Wkładam kij w mrowisko
Smażę burgery do godz. 17.30” – Edward Pasewicz, poeta i prozaik, przysyła mi SMS. Umawiamy się na później. Finalista Nagrody Literackiej Gdynia (trzykrotny), Wrocławskiej Nagrody Poetyckiej „Silesius” (też trzykrotny) i Nagrody Poetyckiej im. Wisławy Szymborskiej odkrywa przede mną lokal na krakowskim Kazimierzu, gdzie duże piwo kosztuje tylko 5 złotych i jeszcze dają do niego mały słony chlebek.
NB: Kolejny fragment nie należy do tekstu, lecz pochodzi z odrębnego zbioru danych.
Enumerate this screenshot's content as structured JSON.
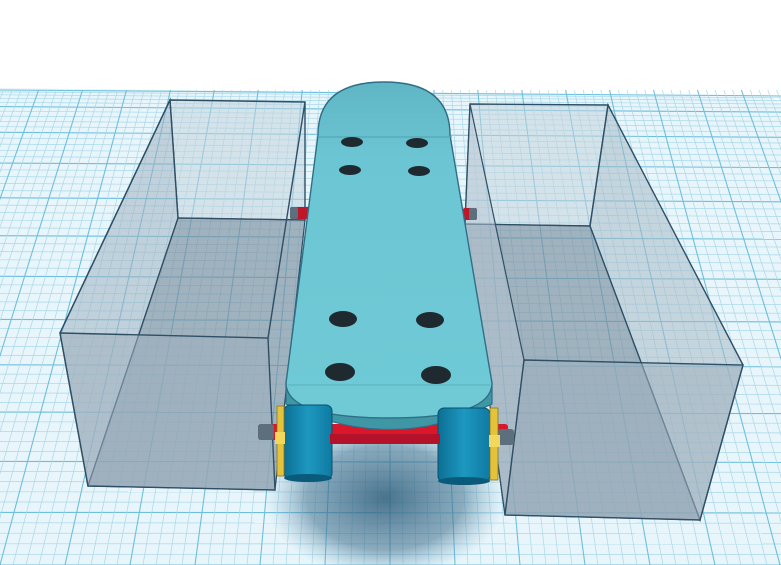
{
  "app": {
    "view": "3d-workplane"
  },
  "scene": {
    "workplane": {
      "grid_minor_color": "#a9d8ea",
      "grid_major_color": "#6ebfdc",
      "background_color": "#ffffff"
    },
    "objects": [
      {
        "name": "skateboard-deck",
        "color": "#6cc3d1",
        "holes": 8
      },
      {
        "name": "left-hole-box",
        "type": "transparent-hole",
        "color": "#8fa3b3"
      },
      {
        "name": "right-hole-box",
        "type": "transparent-hole",
        "color": "#8fa3b3"
      },
      {
        "name": "wheels",
        "color": "#1a90b6",
        "count": 2
      },
      {
        "name": "axle",
        "color": "#d8172b"
      },
      {
        "name": "axle-caps",
        "color": "#e4c33b"
      }
    ]
  }
}
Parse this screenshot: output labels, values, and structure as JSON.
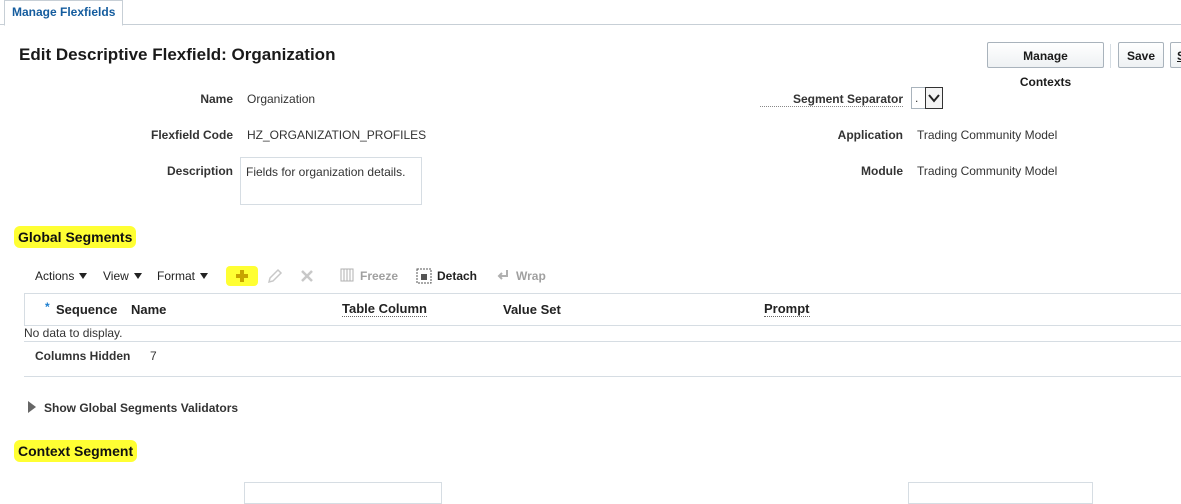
{
  "tabs": [
    {
      "label": "Manage Flexfields"
    }
  ],
  "page": {
    "title": "Edit Descriptive Flexfield: Organization"
  },
  "buttons": {
    "manage_contexts": "Manage Contexts",
    "save": "Save",
    "save_close_partial": "S"
  },
  "form": {
    "name_label": "Name",
    "name_value": "Organization",
    "code_label": "Flexfield Code",
    "code_value": "HZ_ORGANIZATION_PROFILES",
    "description_label": "Description",
    "description_value": "Fields for organization details.",
    "separator_label": "Segment Separator",
    "separator_value": ".",
    "application_label": "Application",
    "application_value": "Trading Community Model",
    "module_label": "Module",
    "module_value": "Trading Community Model"
  },
  "global_segments": {
    "heading": "Global Segments",
    "toolbar": {
      "actions": "Actions",
      "view": "View",
      "format": "Format",
      "freeze": "Freeze",
      "detach": "Detach",
      "wrap": "Wrap"
    },
    "columns": {
      "required_marker": "*",
      "sequence": "Sequence",
      "name": "Name",
      "table_column": "Table Column",
      "value_set": "Value Set",
      "prompt": "Prompt"
    },
    "empty_text": "No data to display.",
    "columns_hidden_label": "Columns Hidden",
    "columns_hidden_value": "7",
    "validators_label": "Show Global Segments Validators"
  },
  "context_segment": {
    "heading": "Context Segment"
  },
  "colors": {
    "highlight": "#ffff33",
    "link": "#145c9e",
    "add_icon": "#c8a400"
  }
}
– Poza smażeniem burgerów pracuję nad powieścią i serialem dla HBO, a także nad trzecią symfonią – mówi Pasewicz (w swoim 47-letnim życiu skomponował już szereg utworów). – Będzie miała specyficzny skład instrumentalny: smyczki i chór kameralny – tenor, baryton i alt, a każdy z instrumentów dętych ma być w pojedynczej obsadzie, czyli solowo. To moja obsesja, żeby nie robić dużej orkiestry, tylko półkameralną. Brzmienie będzie soczyste jak burger. – A powieść i serial? – pytam.
– Serial to na razie tylko pomysł, przede wszystkim powstaje książka – dość prowokacyjna w czasach „dobrej zmiany”. Opowiada o Betarze [syjonistycznym, skrajnie prawicowym ruchu żydowskiej młodzieży, powstałym w 1923 roku] i jednym z jego komendantów, a także o wojnie wywiadów polskiego, niemieckiego, francuskiego, brytyjskiego... Powieść mówiąca o tym, że Józef Piłsudski jest w pewnym sensie twórcą państwa Izrael. Bez jego pieniędzy, bez wkładu Wojska Polskiego w ćwiczenie „betarowców”, bez uczenia ich metod terrorystycznych ataków – nie byłoby państwa Izrael. – Twój research?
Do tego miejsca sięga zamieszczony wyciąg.